Unter Stimulantientherapie - die immer individuell eingestellt werden muss - wird die Aufmerksamkeit erhöht, die Ausdauer verbessert und die Betroffenen sind dann in der Lage, ihr Verhalten besser zu organisieren, adäquat mit der Umwelt in Kontakt zu treten und altersentsprechende Entwicklungsaufgaben zu bewältigen. Stimulantien sind keine "Intelligenzmittel" und sie heilen ADHS nicht, aber sie sorgen dafür, dass Kinder und Jugendliche sich besser steuern und ihre Resourcen nutzen können.
Die Dosierung erfolgt immer individuell sowohl in der Höhe der Einzeldosis als auch in Abstand und Häufigkeit der Wiederholungsdosen. Um die entsprechende Dosis zu finden, wird langsam gesteigert. Hilfreich ist dabei ein Tagebuch, das Eltern zur Beobachtung regelmäßig führen. Die Verträglichkeit ist im allgemeinen gut, Nebenwirkungen sind meist nur kurzzeitig und gering. Am häufigsten sind Appetitminderung und Einschlafstörungen. Auch wenn Kinder unter Stimulantientherapie gelegentlich langsamer wachsen, hat das keinen Einfluss auf die Endgrösse. Unspezifische kurzfristige Nebenwirkungen können Übelkeit, Magenschmerzen, Kopfschmerzen und Benommenheit sein.
Zwar werden Stimulantien über ein sogenanntes Betäubungsmittelrezept verordnet, um jeden Missbrauch zu vermeiden, dennoch ist inzwischen eindeutig nachgewiesen, dass sie Kinder, die eine ADHS haben, nicht süchtig machen.

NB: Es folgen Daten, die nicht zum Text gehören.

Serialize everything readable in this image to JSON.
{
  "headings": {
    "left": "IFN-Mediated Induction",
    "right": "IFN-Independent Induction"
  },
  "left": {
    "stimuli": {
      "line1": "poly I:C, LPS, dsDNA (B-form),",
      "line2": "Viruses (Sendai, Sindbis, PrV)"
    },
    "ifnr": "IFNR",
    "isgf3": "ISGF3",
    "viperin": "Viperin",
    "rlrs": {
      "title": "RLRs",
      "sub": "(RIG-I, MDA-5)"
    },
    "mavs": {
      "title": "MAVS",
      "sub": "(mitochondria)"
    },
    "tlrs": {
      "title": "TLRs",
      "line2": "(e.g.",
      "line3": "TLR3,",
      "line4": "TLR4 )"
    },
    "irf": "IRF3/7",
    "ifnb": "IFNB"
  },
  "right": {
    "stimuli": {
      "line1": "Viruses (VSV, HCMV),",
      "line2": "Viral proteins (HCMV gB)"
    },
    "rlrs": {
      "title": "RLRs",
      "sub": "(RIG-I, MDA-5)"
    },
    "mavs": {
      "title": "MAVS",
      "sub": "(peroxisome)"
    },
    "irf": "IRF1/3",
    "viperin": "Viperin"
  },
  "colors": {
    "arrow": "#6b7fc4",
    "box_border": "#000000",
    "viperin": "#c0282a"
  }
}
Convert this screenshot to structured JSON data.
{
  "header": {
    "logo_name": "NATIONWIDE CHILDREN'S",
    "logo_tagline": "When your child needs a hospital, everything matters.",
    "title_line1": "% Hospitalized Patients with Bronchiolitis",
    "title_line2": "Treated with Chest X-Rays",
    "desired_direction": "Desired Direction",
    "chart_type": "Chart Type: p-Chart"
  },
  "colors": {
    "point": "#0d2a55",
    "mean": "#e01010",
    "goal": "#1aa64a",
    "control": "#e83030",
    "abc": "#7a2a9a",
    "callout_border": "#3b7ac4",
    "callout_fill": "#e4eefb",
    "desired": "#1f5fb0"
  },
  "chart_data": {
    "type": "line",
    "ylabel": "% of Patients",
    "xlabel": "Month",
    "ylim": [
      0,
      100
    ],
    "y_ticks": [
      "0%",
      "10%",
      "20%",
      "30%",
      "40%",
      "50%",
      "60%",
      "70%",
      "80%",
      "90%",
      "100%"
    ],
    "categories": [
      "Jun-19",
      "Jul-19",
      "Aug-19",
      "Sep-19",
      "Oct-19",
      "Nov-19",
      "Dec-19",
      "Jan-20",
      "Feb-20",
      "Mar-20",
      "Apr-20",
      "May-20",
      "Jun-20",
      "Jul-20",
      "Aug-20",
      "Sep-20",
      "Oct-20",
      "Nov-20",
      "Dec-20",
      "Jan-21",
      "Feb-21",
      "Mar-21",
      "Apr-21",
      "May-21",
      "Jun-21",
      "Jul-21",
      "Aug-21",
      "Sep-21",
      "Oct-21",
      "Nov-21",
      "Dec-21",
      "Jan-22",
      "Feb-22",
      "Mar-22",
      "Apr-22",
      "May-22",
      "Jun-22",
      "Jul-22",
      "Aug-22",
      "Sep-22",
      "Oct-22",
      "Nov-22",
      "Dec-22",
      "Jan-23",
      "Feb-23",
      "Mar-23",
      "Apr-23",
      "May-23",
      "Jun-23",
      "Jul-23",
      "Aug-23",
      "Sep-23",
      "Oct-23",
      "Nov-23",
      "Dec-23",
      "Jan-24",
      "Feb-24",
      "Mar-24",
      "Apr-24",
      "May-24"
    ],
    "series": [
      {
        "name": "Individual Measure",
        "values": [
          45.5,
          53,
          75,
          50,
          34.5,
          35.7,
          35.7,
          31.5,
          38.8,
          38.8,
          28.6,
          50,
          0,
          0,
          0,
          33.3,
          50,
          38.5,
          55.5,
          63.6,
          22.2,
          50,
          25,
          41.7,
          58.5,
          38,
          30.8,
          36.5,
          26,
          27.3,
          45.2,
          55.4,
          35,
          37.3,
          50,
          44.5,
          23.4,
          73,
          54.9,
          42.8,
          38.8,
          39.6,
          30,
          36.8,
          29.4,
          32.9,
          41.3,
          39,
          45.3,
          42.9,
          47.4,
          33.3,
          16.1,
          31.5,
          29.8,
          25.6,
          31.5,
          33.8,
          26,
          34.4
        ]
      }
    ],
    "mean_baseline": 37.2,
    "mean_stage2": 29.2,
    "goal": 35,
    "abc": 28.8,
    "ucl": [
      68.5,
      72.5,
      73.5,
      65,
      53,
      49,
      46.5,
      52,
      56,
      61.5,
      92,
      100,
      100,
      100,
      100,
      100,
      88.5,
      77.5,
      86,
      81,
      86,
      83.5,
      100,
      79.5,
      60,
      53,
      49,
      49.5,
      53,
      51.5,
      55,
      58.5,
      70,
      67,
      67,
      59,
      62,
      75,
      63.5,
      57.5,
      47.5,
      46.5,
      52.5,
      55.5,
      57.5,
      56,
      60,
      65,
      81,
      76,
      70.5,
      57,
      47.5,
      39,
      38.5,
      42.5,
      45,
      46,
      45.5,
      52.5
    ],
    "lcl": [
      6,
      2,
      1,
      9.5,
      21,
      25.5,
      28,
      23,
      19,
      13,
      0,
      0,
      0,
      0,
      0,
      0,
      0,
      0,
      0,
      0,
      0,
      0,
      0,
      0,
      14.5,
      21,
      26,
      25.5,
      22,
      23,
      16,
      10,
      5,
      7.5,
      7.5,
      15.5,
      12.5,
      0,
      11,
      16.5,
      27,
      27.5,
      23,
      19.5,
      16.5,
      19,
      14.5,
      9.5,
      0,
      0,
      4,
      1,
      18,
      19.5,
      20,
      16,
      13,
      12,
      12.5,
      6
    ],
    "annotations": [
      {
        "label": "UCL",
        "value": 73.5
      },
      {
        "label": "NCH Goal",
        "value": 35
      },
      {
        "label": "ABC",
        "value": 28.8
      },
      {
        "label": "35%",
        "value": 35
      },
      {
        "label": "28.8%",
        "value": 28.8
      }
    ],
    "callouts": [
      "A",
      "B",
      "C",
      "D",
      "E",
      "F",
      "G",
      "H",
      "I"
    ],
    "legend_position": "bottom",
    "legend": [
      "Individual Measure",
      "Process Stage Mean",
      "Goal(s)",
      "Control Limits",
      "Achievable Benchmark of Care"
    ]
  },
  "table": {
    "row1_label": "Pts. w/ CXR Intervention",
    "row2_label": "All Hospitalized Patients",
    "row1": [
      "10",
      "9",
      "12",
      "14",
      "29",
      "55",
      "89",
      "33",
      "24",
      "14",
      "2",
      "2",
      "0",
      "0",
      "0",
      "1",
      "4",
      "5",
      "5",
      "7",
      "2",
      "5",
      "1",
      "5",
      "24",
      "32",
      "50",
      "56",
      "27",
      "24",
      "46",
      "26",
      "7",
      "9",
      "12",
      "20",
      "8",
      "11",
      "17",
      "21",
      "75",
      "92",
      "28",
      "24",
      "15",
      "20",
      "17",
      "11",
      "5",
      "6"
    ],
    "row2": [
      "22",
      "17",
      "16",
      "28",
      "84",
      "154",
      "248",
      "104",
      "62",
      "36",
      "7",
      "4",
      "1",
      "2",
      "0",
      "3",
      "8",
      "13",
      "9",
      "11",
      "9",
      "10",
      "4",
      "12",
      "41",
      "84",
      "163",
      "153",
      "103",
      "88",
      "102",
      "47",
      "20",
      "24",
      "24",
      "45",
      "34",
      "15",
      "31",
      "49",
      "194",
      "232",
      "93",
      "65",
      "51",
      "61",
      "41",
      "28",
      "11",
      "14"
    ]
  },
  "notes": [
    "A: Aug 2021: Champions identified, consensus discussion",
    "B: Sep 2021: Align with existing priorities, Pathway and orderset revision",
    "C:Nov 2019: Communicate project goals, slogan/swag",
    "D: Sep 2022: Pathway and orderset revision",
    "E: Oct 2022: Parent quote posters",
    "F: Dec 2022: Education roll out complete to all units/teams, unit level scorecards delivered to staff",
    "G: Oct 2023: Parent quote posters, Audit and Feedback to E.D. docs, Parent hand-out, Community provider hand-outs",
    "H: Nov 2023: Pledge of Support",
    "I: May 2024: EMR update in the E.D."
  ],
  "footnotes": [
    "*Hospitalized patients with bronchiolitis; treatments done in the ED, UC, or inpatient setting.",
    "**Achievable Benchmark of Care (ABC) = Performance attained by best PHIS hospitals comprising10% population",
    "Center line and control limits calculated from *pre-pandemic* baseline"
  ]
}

Sie vermindern sogar das Risiko einer späteren Suchtentwicklung. Die medikamentöse Therapie muss immer in ärztlicher Hand bleiben und regelmäßig kontrolliert werden. Selbständige Änderungen - ohne Rücksprache mit dem Arzt - sollten unterbleiben. Unter diesen Prämissen ist die medikamentöse Therapie mit Stimulantien bei ADHS sicher und außerordentlich hilfreich.